Based on our findings, we propose a working model (Fig. 6) in which estrogen signaling promotes STK4-mediated phosphorylation of LC3B-T50. This phosphorylation specifically regulates autophagosome-lysosome fusion (red boxed region) without affecting early-stage autophagosome formation. Red arrows highlight the novel estrogen-STK4-LC3B axis identified in this study, while dashed arrows represent canonical mTOR-dependent autophagy pathways.
While our data collectively support E2-regulated late-stage autophagy via STK4-mediated LC3B phosphorylation, we acknowledge that without lysosomal inhibitor (bafilomycin A1) experiments, we cannot formally exclude reduced autophagosome formation as an alternative explanation for decreased LC3B-II. Additionally, while GFP-LC3/LAMP2 colocalization indicates fusion events, tandem mRFP-GFP-LC3 reporters would provide more definitive ultrastructural resolution. These constraints define important directions for future investigation.

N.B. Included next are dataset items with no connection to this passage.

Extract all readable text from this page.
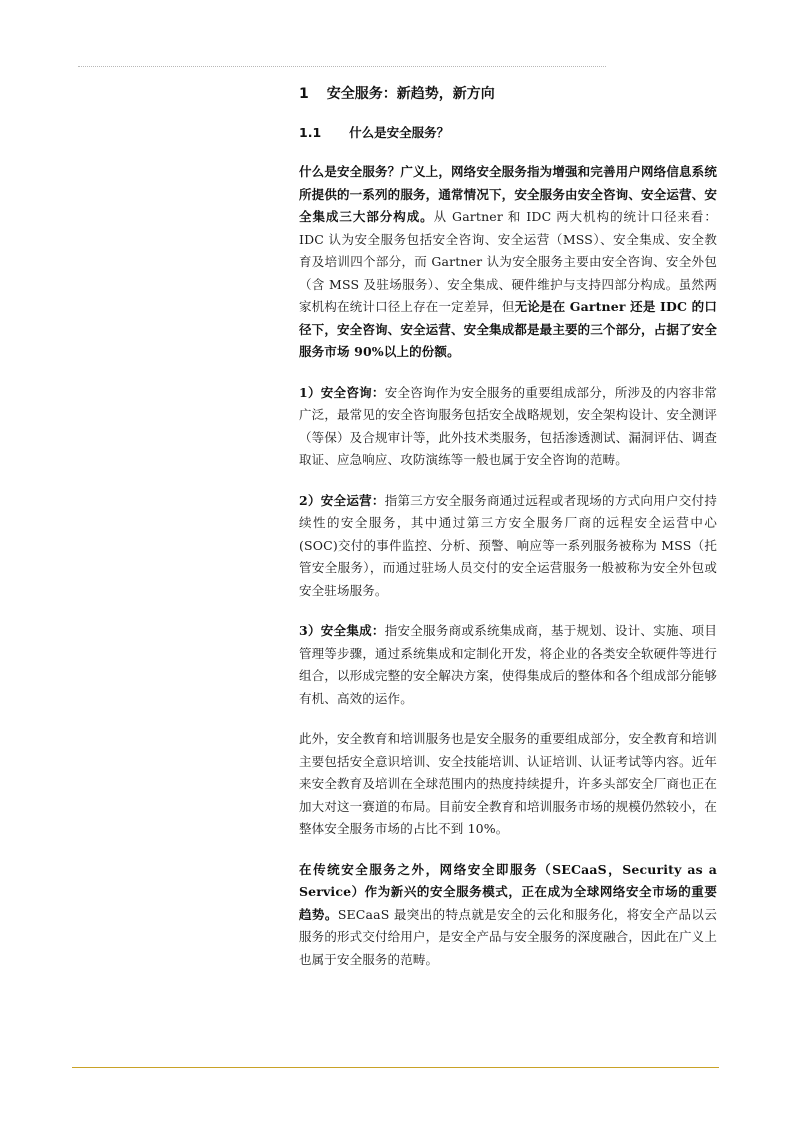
1 安全服务：新趋势，新方向
1.1 什么是安全服务？

什么是安全服务？广义上，网络安全服务指为增强和完善用户网络信息系统所提供的一系列的服务，通常情况下，安全服务由安全咨询、安全运营、安全集成三大部分构成。从 Gartner 和 IDC 两大机构的统计口径来看：IDC 认为安全服务包括安全咨询、安全运营（MSS）、安全集成、安全教育及培训四个部分，而 Gartner 认为安全服务主要由安全咨询、安全外包（含 MSS 及驻场服务）、安全集成、硬件维护与支持四部分构成。虽然两家机构在统计口径上存在一定差异，但无论是在 Gartner 还是 IDC 的口径下，安全咨询、安全运营、安全集成都是最主要的三个部分，占据了安全服务市场 90%以上的份额。

1）安全咨询：安全咨询作为安全服务的重要组成部分，所涉及的内容非常广泛，最常见的安全咨询服务包括安全战略规划，安全架构设计、安全测评（等保）及合规审计等，此外技术类服务，包括渗透测试、漏洞评估、调查取证、应急响应、攻防演练等一般也属于安全咨询的范畴。

2）安全运营：指第三方安全服务商通过远程或者现场的方式向用户交付持续性的安全服务，其中通过第三方安全服务厂商的远程安全运营中心(SOC)交付的事件监控、分析、预警、响应等一系列服务被称为 MSS（托管安全服务），而通过驻场人员交付的安全运营服务一般被称为安全外包或安全驻场服务。

3）安全集成：指安全服务商或系统集成商，基于规划、设计、实施、项目管理等步骤，通过系统集成和定制化开发，将企业的各类安全软硬件等进行组合，以形成完整的安全解决方案，使得集成后的整体和各个组成部分能够有机、高效的运作。

此外，安全教育和培训服务也是安全服务的重要组成部分，安全教育和培训主要包括安全意识培训、安全技能培训、认证培训、认证考试等内容。近年来安全教育及培训在全球范围内的热度持续提升，许多头部安全厂商也正在加大对这一赛道的布局。目前安全教育和培训服务市场的规模仍然较小，在整体安全服务市场的占比不到 10%。

在传统安全服务之外，网络安全即服务（SECaaS，Security as a Service）作为新兴的安全服务模式，正在成为全球网络安全市场的重要趋势。SECaaS 最突出的特点就是安全的云化和服务化，将安全产品以云服务的形式交付给用户，是安全产品与安全服务的深度融合，因此在广义上也属于安全服务的范畴。
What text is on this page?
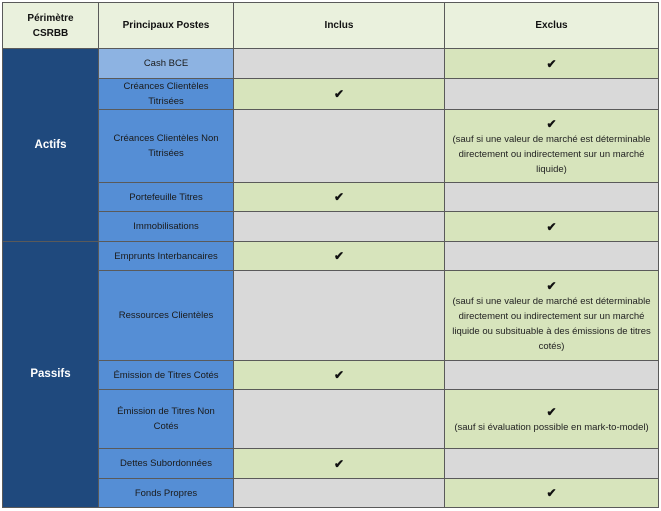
Périmètre CSRBB	Principaux Postes	Inclus	Exclus
Actifs	Cash BCE		✔

	Créances Clientèles Titrisées	✔	

	Créances Clientèles Non Titrisées		✔
(sauf si une valeur de marché est déterminable directement ou indirectement sur un marché liquide)

	Portefeuille Titres	✔	

	Immobilisations		✔

Passifs	Emprunts Interbancaires	✔	

	Ressources Clientèles		✔
(sauf si une valeur de marché est déterminable directement ou indirectement sur un marché liquide ou subsituable à des émissions de titres cotés)

	Émission de Titres Cotés	✔	

	Émission de Titres Non Cotés		✔
(sauf si évaluation possible en mark-to-model)

	Dettes Subordonnées	✔	

	Fonds Propres		✔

In conclusion, this study demonstrates that STK4 is a stage-specific regulator of autophagy in endometrial epithelium through direct LC3B phosphorylation. By revealing stage-specific regulation of autolysosome formation without affecting autophagosome formation, we identify a novel mechanism distinguishing hormone-regulated from nutrient-starvation-induced autophagy. These findings establish important crosstalk between estrogen receptor and Hippo signaling pathways, providing new insights into the complex signaling networks governing uterine physiology.